The morning proved to be difficult for many reasons. The members of this woman's health care team, in light of new information about her deteriorating condition, could not agree upon a plan of care. Do we transfer her to a different hospital? Do we deliver her here? What is the right decision for this patient and her baby? Emotions were high because a woman and her unborn baby's lives were in our hands. Her OB and Cardiac teams went back and forth many times about her plan of care. People were passionate and frustrated. Ultimately, everyone wanted what was best for this patient. After hours of discussion after discussion, the conversation cumulated to a private area outside of the patient's room. All of the care providers were there, with some on a conference call. After the conversation, I walked back towards the patient's room and saw something I will never forget as long as I live. I saw Missy knelt beside the patient's bed with their hands joined.

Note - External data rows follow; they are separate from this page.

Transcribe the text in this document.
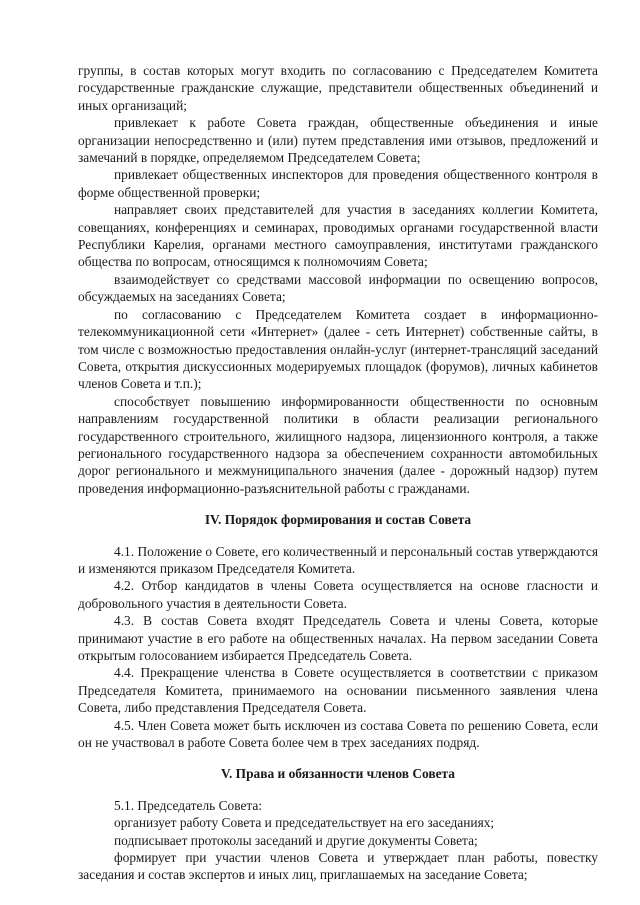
группы, в состав которых могут входить по согласованию с Председателем Комитета государственные гражданские служащие, представители общественных объединений и иных организаций;

привлекает к работе Совета граждан, общественные объединения и иные организации непосредственно и (или) путем представления ими отзывов, предложений и замечаний в порядке, определяемом Председателем Совета;

привлекает общественных инспекторов для проведения общественного контроля в форме общественной проверки;

направляет своих представителей для участия в заседаниях коллегии Комитета, совещаниях, конференциях и семинарах, проводимых органами государственной власти Республики Карелия, органами местного самоуправления, институтами гражданского общества по вопросам, относящимся к полномочиям Совета;

взаимодействует со средствами массовой информации по освещению вопросов, обсуждаемых на заседаниях Совета;

по согласованию с Председателем Комитета создает в информационно-телекоммуникационной сети «Интернет» (далее - сеть Интернет) собственные сайты, в том числе с возможностью предоставления онлайн-услуг (интернет-трансляций заседаний Совета, открытия дискуссионных модерируемых площадок (форумов), личных кабинетов членов Совета и т.п.);

способствует повышению информированности общественности по основным направлениям государственной политики в области реализации регионального государственного строительного, жилищного надзора, лицензионного контроля, а также регионального государственного надзора за обеспечением сохранности автомобильных дорог регионального и межмуниципального значения (далее - дорожный надзор) путем проведения информационно-разъяснительной работы с гражданами.

IV. Порядок формирования и состав Совета

4.1. Положение о Совете, его количественный и персональный состав утверждаются и изменяются приказом Председателя Комитета.

4.2. Отбор кандидатов в члены Совета осуществляется на основе гласности и добровольного участия в деятельности Совета.

4.3. В состав Совета входят Председатель Совета и члены Совета, которые принимают участие в его работе на общественных началах. На первом заседании Совета открытым голосованием избирается Председатель Совета.

4.4. Прекращение членства в Совете осуществляется в соответствии с приказом Председателя Комитета, принимаемого на основании письменного заявления члена Совета, либо представления Председателя Совета.

4.5. Член Совета может быть исключен из состава Совета по решению Совета, если он не участвовал в работе Совета более чем в трех заседаниях подряд.

V. Права и обязанности членов Совета

5.1. Председатель Совета:

организует работу Совета и председательствует на его заседаниях;

подписывает протоколы заседаний и другие документы Совета;

формирует при участии членов Совета и утверждает план работы, повестку заседания и состав экспертов и иных лиц, приглашаемых на заседание Совета;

I don't know what was being said or if anything was being said at all, but it brought tears to my eyes.
Sure, all those people conversing about this patient so passionately were also trying to take care of her, but it was Missy who REALLY gave this patient what she needed. This isn't a story about Missy or L. This is a story about how Missy treated this woman just as she treats her own daughter. She wasn't the patient in CICU who could die today. She was a woman with a family and an unborn baby to protect, who desperately needed to be treated with kindness and compassion. This is a story about how Missy worked beyond her own personal challenges, to be exactly what this woman needed at exactly the right moment.
Missy is my friend and my mentor. I think we should all aspire to take these moments with each and every one of our patients, no matter our anxieties, our biases, our realities. I'm writing this letter because I believe Missy's compassion and kindness should be shared with all. It should be celebrated.